La situazione normativa relativa allo stoccaggio di energia tramite batterie non è meno complessa. Gli allacciamenti alla rete per i progetti di stoccaggio sono considerati il principale collo di bottiglia per la loro espansione e mancano procedure rapide e standardizzate. Il progetto di legge per l'accelerazione della flessibilità del Ministero federale dell'Economia e dell'Energia ha finora tralasciato questo aspetto, concentrandosi invece sulla semplificazione delle procedure di autorizzazione per le nuove centrali a gas. Dal punto di vista del settore dello stoccaggio, ciò rappresenta una sistematica errata allocazione delle risorse normative: le centrali a gas possono fornire flessibilità sistemica in casi estremi, ma a lungo termine aprono la strada a una maggiore dipendenza dalle importazioni.
Per quanto riguarda la tecnologia del ferro, nonostante i promettenti risultati della ricerca, il percorso dalla dimostrazione alla scalabilità commerciale è ancora considerevole. Il progetto Clean Circles si è formalmente concluso nel marzo 2025 e il recente studio del KIT rappresenta un'analisi di follow-up, mostrando come la tecnologia potrebbe essere integrata in modo significativo nel sistema complessivo. Sono ancora in sospeso quadri di investimento concreti, progetti pilota su scala industriale e definizioni normative sul trattamento della polvere di ferro nell'ambito della legislazione energetica.

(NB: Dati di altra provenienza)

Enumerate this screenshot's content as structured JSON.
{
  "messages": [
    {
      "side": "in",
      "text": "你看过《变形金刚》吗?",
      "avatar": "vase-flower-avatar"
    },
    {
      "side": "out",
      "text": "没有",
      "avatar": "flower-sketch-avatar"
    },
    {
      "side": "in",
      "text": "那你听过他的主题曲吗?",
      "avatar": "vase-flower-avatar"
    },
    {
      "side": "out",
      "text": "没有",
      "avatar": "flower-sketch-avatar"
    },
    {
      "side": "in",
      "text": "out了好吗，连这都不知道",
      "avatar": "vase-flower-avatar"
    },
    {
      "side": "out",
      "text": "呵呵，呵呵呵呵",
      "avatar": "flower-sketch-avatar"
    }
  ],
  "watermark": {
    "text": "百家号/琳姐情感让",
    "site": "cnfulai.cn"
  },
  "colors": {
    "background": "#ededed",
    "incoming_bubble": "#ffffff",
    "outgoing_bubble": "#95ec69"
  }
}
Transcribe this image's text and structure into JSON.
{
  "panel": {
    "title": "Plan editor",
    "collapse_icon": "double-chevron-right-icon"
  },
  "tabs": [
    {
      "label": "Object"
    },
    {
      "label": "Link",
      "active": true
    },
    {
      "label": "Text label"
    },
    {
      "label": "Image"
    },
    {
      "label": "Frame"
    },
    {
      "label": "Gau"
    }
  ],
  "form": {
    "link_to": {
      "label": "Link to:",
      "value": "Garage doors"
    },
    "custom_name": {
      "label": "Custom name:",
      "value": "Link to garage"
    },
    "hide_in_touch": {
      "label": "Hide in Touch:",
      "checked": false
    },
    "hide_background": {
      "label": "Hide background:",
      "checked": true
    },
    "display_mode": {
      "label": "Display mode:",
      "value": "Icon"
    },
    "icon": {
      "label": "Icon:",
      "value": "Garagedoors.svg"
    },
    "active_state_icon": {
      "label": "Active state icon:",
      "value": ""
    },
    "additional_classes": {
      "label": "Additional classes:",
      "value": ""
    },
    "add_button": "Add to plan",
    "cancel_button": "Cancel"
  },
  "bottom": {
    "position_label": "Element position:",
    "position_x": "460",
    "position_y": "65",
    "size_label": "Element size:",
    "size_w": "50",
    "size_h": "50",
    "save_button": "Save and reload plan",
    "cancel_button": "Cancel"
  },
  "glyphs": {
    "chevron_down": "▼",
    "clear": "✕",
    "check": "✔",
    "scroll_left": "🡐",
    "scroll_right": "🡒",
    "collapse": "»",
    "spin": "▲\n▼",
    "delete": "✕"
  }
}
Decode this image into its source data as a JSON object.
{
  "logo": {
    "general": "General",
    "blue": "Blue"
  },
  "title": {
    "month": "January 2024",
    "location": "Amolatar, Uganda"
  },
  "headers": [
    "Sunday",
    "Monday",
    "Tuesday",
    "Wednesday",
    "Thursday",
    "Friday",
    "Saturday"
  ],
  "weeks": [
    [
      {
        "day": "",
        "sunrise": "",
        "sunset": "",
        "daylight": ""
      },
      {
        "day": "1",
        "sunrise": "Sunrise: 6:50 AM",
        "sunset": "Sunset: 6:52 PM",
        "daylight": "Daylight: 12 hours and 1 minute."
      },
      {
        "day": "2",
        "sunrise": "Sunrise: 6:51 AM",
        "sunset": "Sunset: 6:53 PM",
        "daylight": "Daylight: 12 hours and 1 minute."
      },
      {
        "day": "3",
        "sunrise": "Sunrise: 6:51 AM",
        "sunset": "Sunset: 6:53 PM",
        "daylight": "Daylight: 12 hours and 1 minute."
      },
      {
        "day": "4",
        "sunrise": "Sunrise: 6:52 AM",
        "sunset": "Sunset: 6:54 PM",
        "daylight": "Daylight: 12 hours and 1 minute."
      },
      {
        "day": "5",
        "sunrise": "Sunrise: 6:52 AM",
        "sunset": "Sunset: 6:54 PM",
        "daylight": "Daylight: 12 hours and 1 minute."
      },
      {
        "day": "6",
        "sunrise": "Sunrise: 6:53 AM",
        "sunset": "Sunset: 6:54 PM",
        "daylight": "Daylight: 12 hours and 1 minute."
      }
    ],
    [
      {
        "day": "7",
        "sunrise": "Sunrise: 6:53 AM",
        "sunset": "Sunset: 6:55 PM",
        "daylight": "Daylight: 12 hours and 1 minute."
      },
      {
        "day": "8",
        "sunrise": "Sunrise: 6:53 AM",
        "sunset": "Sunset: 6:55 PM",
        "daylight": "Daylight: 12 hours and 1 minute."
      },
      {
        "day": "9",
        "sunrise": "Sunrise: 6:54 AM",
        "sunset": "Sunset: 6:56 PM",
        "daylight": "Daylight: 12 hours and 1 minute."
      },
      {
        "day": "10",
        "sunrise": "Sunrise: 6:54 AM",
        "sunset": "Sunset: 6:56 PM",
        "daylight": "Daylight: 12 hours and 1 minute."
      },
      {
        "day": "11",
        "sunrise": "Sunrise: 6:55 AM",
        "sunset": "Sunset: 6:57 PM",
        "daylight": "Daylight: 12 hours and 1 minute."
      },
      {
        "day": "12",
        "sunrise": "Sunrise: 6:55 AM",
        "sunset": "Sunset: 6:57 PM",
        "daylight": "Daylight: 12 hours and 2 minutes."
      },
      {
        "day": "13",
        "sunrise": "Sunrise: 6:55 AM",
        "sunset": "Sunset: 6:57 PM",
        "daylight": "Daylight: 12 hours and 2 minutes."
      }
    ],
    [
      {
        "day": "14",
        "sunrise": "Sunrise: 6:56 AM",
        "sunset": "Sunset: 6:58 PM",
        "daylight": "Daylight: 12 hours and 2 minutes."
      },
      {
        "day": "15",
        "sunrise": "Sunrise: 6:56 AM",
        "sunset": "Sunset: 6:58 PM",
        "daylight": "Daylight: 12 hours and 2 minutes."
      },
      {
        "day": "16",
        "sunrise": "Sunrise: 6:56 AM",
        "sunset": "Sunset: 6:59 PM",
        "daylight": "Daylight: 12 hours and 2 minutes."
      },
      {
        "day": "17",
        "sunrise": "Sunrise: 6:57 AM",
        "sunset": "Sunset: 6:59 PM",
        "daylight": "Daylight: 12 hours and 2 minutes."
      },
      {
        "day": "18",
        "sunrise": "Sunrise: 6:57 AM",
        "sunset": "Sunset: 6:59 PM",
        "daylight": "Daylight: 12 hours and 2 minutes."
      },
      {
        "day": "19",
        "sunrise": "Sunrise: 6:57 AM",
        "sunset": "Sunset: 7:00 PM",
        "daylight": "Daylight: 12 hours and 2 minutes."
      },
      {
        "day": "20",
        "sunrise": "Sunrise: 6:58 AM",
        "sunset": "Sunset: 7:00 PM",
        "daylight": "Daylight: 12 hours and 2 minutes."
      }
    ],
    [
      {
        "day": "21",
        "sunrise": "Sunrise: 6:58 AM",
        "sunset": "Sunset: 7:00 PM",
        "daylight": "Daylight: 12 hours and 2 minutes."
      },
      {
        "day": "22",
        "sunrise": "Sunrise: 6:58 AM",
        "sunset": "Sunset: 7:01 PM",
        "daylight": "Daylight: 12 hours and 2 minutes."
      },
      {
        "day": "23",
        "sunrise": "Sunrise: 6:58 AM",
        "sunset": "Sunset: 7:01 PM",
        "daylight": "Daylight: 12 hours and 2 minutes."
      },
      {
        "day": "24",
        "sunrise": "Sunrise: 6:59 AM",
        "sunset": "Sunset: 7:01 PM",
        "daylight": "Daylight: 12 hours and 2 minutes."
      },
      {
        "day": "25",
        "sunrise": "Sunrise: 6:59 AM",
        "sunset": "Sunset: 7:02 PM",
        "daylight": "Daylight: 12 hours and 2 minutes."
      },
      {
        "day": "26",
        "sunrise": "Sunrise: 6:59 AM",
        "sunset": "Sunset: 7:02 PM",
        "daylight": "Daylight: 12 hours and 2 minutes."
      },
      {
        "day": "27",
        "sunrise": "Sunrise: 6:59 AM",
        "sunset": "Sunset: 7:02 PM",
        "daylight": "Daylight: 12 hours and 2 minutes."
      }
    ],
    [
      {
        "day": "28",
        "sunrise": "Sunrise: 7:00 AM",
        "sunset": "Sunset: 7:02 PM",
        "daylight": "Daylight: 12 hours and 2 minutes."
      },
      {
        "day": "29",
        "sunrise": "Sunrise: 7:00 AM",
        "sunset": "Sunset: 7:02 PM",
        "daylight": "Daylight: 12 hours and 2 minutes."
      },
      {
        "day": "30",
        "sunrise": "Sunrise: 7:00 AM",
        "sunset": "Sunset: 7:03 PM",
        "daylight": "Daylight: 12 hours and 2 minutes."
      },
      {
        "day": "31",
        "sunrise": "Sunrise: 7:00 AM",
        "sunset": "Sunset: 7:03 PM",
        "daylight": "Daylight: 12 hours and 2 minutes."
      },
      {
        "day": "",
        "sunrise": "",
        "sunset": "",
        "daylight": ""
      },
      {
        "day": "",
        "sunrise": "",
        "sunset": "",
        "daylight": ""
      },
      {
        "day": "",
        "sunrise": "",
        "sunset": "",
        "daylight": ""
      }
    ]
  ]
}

Conseguenze dell'esitazione: il costo dell'attesa
I tre filoni tematici esaminati – la sovranità degli inverter, il potenziale di risparmio derivante dall'accumulo di energia tramite batterie e la ricerca sull'accumulo di ferro – convergono su un messaggio comune: la transizione energetica europea ha raggiunto un punto in cui i costi dell'esitazione superano i costi dell'azione.
La sospensione dei sussidi per gli inverter cinesi ad alto rischio arriva tardi, ma era attesa da tempo. L'analisi di capacità dell'ESMC dimostra che l'approvvigionamento energetico da fonti alternative è fattibile con costi aggiuntivi accettabili, compresi tra il due e il quattro percento. Il Fraunhofer IEE stima che i danni economici causati da investimenti insufficienti nello stoccaggio ammontino a quasi quattro miliardi di euro all'anno: denaro che il bilancio federale, i consumatori e il settore delle energie rinnovabili perdono collettivamente. E il KIT dimostra che la ricerca sul futuro – sullo stoccaggio stagionale a lungo termine utilizzando polvere di ferro – non dovrebbe essere considerata un'utopia, ma piuttosto un'opzione tecnologica praticabile che appare già economicamente vantaggiosa nei modelli di simulazione di sistemi energetici a impatto climatico zero.
Ciò che manca non è una maggiore conoscenza. Ciò che manca è la risolutezza politica per tradurre rapidamente i risultati disponibili in decisioni concrete: una legislazione più chiara invece di blocchi informali dei finanziamenti, collegamenti rapidi alla rete per gli impianti di accumulo invece di liste d'attesa burocratiche e finanziamenti sufficienti per la ricerca sulle tecnologie di accumulo a lungo termine che non sono ancora commercialmente redditizie ma che sono già di importanza sistemica. La transizione energetica è tecnicamente fattibile ed economicamente sostenibile, soprattutto se ci affidiamo costantemente ai componenti europei. La questione non è più se si farà, ma se si agirà con sufficiente rapidità.